Esse é o caso, por exemplo, da graduanda Kamilla Queiroz, 23 anos, que estuda odontologia. Ela é aluna da Universidade Estadual de Feira de Santana (UEFS), mas é natural de Alagoinhas e está na cidade natal desde o início da pandemia. Inclusive, Kamila conseguiu obter o direito à vacinação por conta das clínicas odontológicas que a UEFS mantém para a prática dos futuros profissionais e que estão paradas por conta da crise sanitária, mas acabou não se imunizando porque, no centro de vacinação da cidade, foi informada de que precisaria tomar as doses a que teria direito em Feira de Santana, onde a sua faculdade está situada.
Para ela, ver o anúncio de que quem estuda fora do país pode se vacinar, enquanto quem estuda na Bahia teve o direito à vacina negado foi uma surpresa desagradável:
"Nós, estudantes e moradores fomos pegos de surpresa com essa notícia, de forma vergonhosa. Por que pessoas que fazem faculdade de medicina em outro país são prioridade aqui? Por que a negligência com os estudantes de saúde do próprio município? Todos com quem conversei estão profundamente irritados e questionando se a prioridade da vacinação é o dinheiro", declarou Kamilla à reportagem.
Não precisa nem ser prejudicado diretamente pela prioridade para estar contra a decisão da prefeitura. Entre as pessoas ouvidas pelo CORREIO, a indignação é unanimidade. Uma moradora, que preferiu não se identificar, não poupou críticas à atual gestão.
"Eu acho um absurdo essa mobilização para vacinar estudantes de fora do país. Não tem lógica nenhuma. Acredito que, se fosse para ter prioridade, deveria ser para quem trabalha na rua, para o pessoal do camelódromo ou trabalhadores de lojas que correm mais riscos", afirmou a moradora.

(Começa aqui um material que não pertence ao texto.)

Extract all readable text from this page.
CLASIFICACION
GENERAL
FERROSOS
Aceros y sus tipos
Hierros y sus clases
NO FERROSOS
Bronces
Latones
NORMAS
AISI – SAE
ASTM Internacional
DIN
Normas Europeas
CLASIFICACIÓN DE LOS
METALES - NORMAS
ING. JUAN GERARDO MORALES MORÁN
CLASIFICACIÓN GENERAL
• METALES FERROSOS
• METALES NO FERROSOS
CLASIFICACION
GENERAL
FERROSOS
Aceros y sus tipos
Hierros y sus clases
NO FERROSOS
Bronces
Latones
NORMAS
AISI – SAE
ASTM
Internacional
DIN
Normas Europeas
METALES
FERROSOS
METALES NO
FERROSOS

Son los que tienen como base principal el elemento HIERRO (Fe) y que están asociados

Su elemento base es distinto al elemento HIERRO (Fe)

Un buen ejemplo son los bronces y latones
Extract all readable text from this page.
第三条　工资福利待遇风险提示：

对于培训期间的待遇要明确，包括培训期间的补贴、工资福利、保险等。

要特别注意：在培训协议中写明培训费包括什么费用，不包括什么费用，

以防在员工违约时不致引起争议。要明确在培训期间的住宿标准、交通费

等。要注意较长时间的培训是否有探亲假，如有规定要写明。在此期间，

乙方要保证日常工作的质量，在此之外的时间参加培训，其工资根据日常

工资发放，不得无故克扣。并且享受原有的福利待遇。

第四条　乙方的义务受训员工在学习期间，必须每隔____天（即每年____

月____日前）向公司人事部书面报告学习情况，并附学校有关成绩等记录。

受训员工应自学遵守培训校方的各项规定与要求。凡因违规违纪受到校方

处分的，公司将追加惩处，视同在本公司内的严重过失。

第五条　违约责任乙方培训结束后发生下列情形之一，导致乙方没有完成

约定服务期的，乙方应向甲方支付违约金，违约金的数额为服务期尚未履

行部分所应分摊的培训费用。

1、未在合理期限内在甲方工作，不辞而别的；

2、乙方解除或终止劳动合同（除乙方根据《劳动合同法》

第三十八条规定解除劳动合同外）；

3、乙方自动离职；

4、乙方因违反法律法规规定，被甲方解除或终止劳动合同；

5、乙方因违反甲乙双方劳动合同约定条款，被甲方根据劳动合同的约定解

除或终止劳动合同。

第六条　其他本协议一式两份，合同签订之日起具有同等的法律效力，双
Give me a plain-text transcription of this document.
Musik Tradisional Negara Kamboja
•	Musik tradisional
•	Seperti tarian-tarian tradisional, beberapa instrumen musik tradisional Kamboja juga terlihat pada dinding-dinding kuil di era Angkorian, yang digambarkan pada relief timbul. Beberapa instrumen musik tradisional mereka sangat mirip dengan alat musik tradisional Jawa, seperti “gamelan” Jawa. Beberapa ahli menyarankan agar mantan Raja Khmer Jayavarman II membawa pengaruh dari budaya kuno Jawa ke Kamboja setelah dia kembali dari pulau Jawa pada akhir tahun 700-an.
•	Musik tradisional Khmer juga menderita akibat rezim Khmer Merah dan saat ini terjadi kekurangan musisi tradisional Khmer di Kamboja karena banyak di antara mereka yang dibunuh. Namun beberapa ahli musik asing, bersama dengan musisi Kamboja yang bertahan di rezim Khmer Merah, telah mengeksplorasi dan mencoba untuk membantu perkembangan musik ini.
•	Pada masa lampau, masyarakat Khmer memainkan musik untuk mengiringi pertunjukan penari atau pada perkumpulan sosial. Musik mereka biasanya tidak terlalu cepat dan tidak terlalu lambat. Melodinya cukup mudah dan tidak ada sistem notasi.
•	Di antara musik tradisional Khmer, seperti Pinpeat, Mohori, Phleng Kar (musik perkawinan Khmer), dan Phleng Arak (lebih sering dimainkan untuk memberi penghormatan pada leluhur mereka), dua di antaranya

O Ministério Público do Estado da Bahia (MP-BA), que tem monitorado a vacinação na Bahia e chegou a protocolar pedidos no Supremo Tribunal Federal (STF) contra a vacinação determinados grupos, considerados prioritários em decisões da CIB – Comissão Intergestores Bipartite; além de orientar secretarias de saúde de prefeituras a não fazer a vacinação desses grupos, foi procurado para falar sobre o caso de Alagoinhas, mas não respondeu até o fechamento desta reportagem.
O que diz a Sesab
A Secretaria de Saúde do Estado da Bahia (Sesab), também foi procurada e declarou que, na campanha de vacinação no estado, ainda há determinados grupos com prioridades para a imunização, mas salientou que outros não serão adicionados. No mês passado, a CIB decidiu que a vacinação no estado deveria seguir pelo critério de idade, com exceção dos grupos prioritários já estabelecidos.

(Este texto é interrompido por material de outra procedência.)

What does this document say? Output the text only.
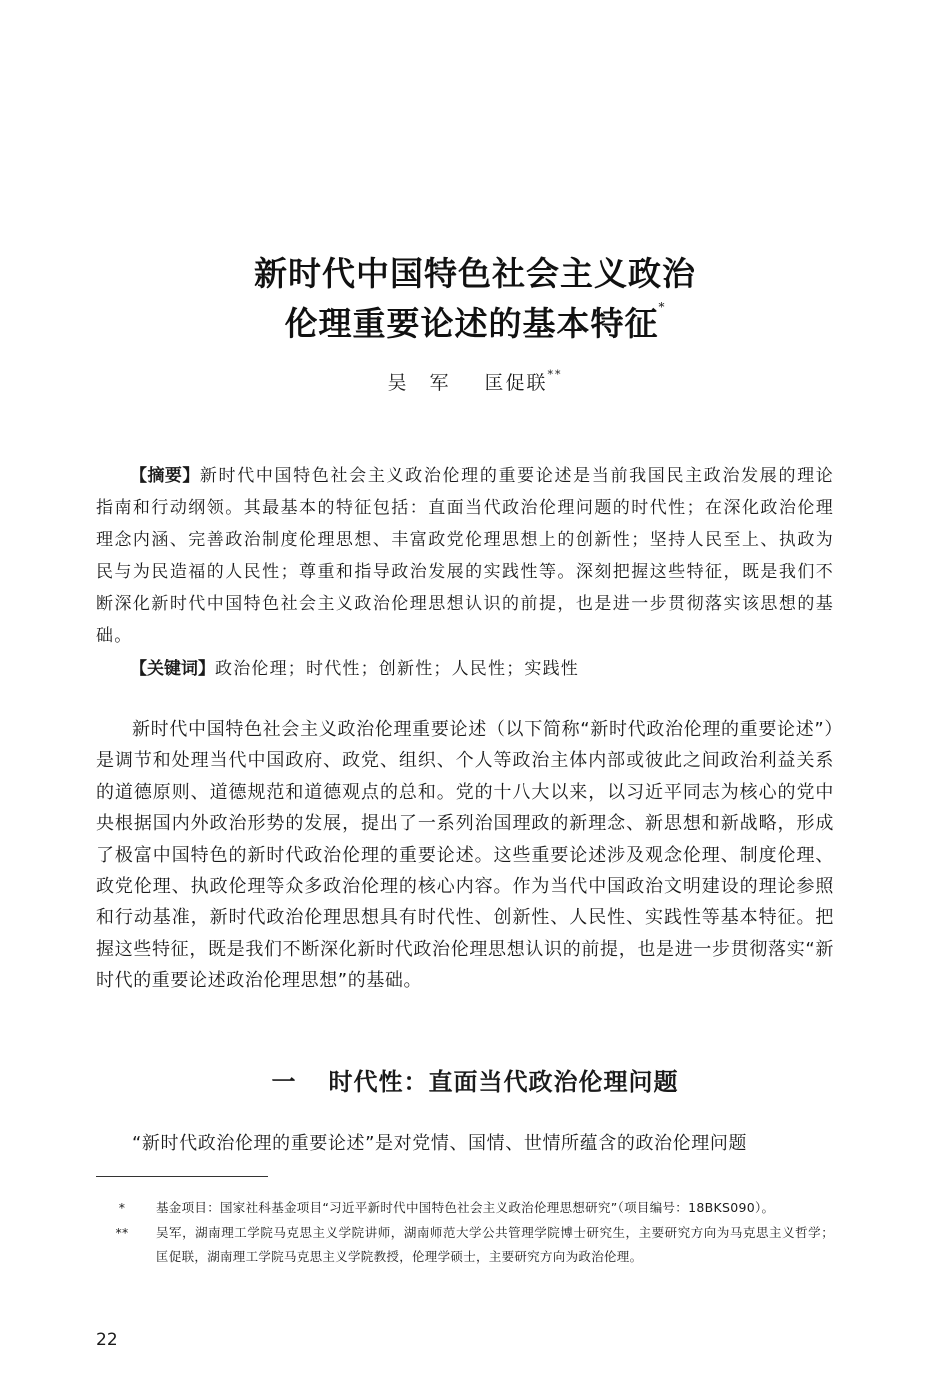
新时代中国特色社会主义政治
伦理重要论述的基本特征*
吴　军 匡促联**
【摘要】新时代中国特色社会主义政治伦理的重要论述是当前我国民主政治发展的理论指南和行动纲领。其最基本的特征包括：直面当代政治伦理问题的时代性；在深化政治伦理理念内涵、完善政治制度伦理思想、丰富政党伦理思想上的创新性；坚持人民至上、执政为民与为民造福的人民性；尊重和指导政治发展的实践性等。深刻把握这些特征，既是我们不断深化新时代中国特色社会主义政治伦理思想认识的前提，也是进一步贯彻落实该思想的基础。
【关键词】政治伦理；时代性；创新性；人民性；实践性

新时代中国特色社会主义政治伦理重要论述（以下简称“新时代政治伦理的重要论述”）是调节和处理当代中国政府、政党、组织、个人等政治主体内部或彼此之间政治利益关系的道德原则、道德规范和道德观点的总和。党的十八大以来，以习近平同志为核心的党中央根据国内外政治形势的发展，提出了一系列治国理政的新理念、新思想和新战略，形成了极富中国特色的新时代政治伦理的重要论述。这些重要论述涉及观念伦理、制度伦理、政党伦理、执政伦理等众多政治伦理的核心内容。作为当代中国政治文明建设的理论参照和行动基准，新时代政治伦理思想具有时代性、创新性、人民性、实践性等基本特征。把握这些特征，既是我们不断深化新时代政治伦理思想认识的前提，也是进一步贯彻落实“新时代的重要论述政治伦理思想”的基础。

一 时代性：直面当代政治伦理问题

“新时代政治伦理的重要论述”是对党情、国情、世情所蕴含的政治伦理问题

*	基金项目：国家社科基金项目“习近平新时代中国特色社会主义政治伦理思想研究”（项目编号：18BKS090）。
**	吴军，湖南理工学院马克思主义学院讲师，湖南师范大学公共管理学院博士研究生，主要研究方向为马克思主义哲学；匡促联，湖南理工学院马克思主义学院教授，伦理学硕士，主要研究方向为政治伦理。
22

"Os grupos prioritários continuam existindo, o que não ocorrerá mais é a inclusão de novos grupos. É preciso ficar claro que todas as pessoas têm o direito à imunização no Sistema Único de Saúde (SUS)", escreveu a Sesab, em nota enviada à reportagem.
A secretaria afirmou ainda que não tem conhecimento da situação de Alagoinhas, mas deixou claro que estudantes de medicina durante o internato estão dentro dos grupos prioritários.
"Ressaltamos ainda, apenas como exemplo, que existem brasileiros que estão viajando para os Estados Unidos para serem imunizados. Um estrangeiro que recebe uma dose da vacina em seu país e viaja para o Brasil tem direito a tomar a segunda dose, caso esteja em trânsito. A vacinação é universal contra a covid-19. Não há, portanto, qualquer ‘fura-filas’ no caso hipotético por ser de outro país", concluí a nota da Sesab.